Hawkins contrasted with other labels such as Stockholm Syndrome (used to describe the feelings of sympathy and defense that hostages sometimes have towards their captors, so named after a Swedish bank robbery in 1973) which is another way of thinking about his response to coercive cause. The parallels between Hawkins and Morton’s method of exploring the psychological aspect of their life choices, and the many attempts subsequently made to explain the reasons for these decisions raise interesting questions, not only about political decision-making, but also about what concepts such as could mean or hide “Brainwashing” or “extremism”.

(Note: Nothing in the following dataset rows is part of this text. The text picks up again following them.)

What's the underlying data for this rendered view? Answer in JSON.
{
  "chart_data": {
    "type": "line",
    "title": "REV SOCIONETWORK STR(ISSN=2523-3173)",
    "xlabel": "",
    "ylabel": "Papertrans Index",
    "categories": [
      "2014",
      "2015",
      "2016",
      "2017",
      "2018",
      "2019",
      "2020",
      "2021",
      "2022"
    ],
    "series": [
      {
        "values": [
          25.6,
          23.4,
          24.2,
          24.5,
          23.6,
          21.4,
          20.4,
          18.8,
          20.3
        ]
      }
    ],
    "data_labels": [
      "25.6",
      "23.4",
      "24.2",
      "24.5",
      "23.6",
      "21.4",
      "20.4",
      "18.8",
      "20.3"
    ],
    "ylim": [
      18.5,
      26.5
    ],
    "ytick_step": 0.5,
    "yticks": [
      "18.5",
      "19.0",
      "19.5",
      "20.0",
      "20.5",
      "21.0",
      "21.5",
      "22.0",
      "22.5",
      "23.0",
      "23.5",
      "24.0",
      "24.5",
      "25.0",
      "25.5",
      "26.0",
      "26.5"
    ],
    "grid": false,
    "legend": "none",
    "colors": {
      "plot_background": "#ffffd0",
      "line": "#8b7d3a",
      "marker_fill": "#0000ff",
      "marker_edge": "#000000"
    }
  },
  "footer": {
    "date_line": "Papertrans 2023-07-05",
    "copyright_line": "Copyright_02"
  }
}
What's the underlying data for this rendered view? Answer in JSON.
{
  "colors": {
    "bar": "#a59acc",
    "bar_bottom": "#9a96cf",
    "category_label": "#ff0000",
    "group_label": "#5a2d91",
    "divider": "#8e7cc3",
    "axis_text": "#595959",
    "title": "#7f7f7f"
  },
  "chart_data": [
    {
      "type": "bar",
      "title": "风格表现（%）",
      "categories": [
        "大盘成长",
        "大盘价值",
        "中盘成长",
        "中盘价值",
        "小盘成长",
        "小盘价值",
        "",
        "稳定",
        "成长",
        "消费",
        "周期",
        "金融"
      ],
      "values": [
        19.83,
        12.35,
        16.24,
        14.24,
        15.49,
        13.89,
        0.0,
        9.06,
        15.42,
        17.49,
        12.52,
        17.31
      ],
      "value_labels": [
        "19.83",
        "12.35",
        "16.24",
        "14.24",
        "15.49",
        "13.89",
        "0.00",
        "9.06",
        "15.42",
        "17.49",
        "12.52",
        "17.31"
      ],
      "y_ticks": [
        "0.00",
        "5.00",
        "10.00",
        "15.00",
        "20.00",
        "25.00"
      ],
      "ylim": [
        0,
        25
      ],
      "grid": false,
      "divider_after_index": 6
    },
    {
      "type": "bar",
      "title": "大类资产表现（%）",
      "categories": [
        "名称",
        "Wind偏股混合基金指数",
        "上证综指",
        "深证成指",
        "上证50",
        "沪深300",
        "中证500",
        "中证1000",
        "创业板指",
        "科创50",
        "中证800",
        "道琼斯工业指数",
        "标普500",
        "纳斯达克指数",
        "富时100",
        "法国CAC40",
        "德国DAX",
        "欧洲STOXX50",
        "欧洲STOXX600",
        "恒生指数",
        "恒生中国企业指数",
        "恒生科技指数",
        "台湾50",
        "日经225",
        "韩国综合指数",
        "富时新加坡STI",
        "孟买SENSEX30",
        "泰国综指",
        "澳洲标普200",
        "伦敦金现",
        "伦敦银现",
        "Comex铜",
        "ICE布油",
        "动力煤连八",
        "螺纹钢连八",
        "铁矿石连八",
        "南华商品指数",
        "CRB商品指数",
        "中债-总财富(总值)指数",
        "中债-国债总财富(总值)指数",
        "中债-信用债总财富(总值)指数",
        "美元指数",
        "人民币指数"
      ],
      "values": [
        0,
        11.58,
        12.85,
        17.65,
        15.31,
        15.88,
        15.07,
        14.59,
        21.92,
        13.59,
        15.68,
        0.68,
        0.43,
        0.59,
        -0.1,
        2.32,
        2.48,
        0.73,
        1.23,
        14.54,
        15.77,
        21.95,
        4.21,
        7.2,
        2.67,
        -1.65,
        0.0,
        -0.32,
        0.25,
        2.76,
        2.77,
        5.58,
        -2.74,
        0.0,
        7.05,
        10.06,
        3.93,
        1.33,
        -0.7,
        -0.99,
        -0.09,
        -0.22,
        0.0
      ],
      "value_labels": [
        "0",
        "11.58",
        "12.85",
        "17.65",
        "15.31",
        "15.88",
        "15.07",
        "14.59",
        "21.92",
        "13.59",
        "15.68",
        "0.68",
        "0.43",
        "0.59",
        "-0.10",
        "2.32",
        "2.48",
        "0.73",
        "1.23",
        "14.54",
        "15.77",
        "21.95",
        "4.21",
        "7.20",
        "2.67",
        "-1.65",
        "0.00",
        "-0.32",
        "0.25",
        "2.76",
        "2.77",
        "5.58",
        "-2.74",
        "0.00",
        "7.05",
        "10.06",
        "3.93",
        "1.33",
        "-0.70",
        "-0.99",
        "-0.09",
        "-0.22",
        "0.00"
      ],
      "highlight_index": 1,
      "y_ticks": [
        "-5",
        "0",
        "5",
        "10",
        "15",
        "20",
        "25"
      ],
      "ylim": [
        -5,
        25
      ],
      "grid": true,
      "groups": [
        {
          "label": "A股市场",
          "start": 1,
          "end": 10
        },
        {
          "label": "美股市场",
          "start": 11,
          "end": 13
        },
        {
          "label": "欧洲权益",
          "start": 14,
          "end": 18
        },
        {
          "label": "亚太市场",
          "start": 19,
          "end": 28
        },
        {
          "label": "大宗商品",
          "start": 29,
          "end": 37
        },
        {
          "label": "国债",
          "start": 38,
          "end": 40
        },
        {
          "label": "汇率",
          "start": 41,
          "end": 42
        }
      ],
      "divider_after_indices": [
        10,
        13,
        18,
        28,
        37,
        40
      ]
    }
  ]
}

What becomes clear from looking at the stories of both men, and the barrage of diagnoses that are said about them, is the intensity of the fears, fantasies and projections involved and the growing doubts that we cannot solve, about the actual and complex motives for human interactions.

Placing the concept of brainwashing or psychological extremism in historical context can serve a number of purposes, at least as a warning about political desires and fears, and how both of them may present neutral concepts. Perhaps the aspirations that can be seen in the Cold War effort to put “brainwashing”, or at least the theory of brainwashing, on a firm scientific basis, push us to pause and think a little.

Attempts at public models of how to attract individuals to extremism, or to separate from it later, may yield some gains, but they also risk underestimating the complexity of the human makeup and the social and political contexts to which it is exposed. Nevertheless, it is important that all policymakers, politicians, and researchers are as transparent as possible about the mental and personality trait model they assume, and why do they assume it?

There may be a greater likelihood of a serious debate about the nature of extremism – preventing and reversing it – only if we begin to look more at the use of the terminology itself, the functions it can perform, and the underlying assumptions it may carry.

Be the first to comment

Leave a Reply

Your email address will not be published.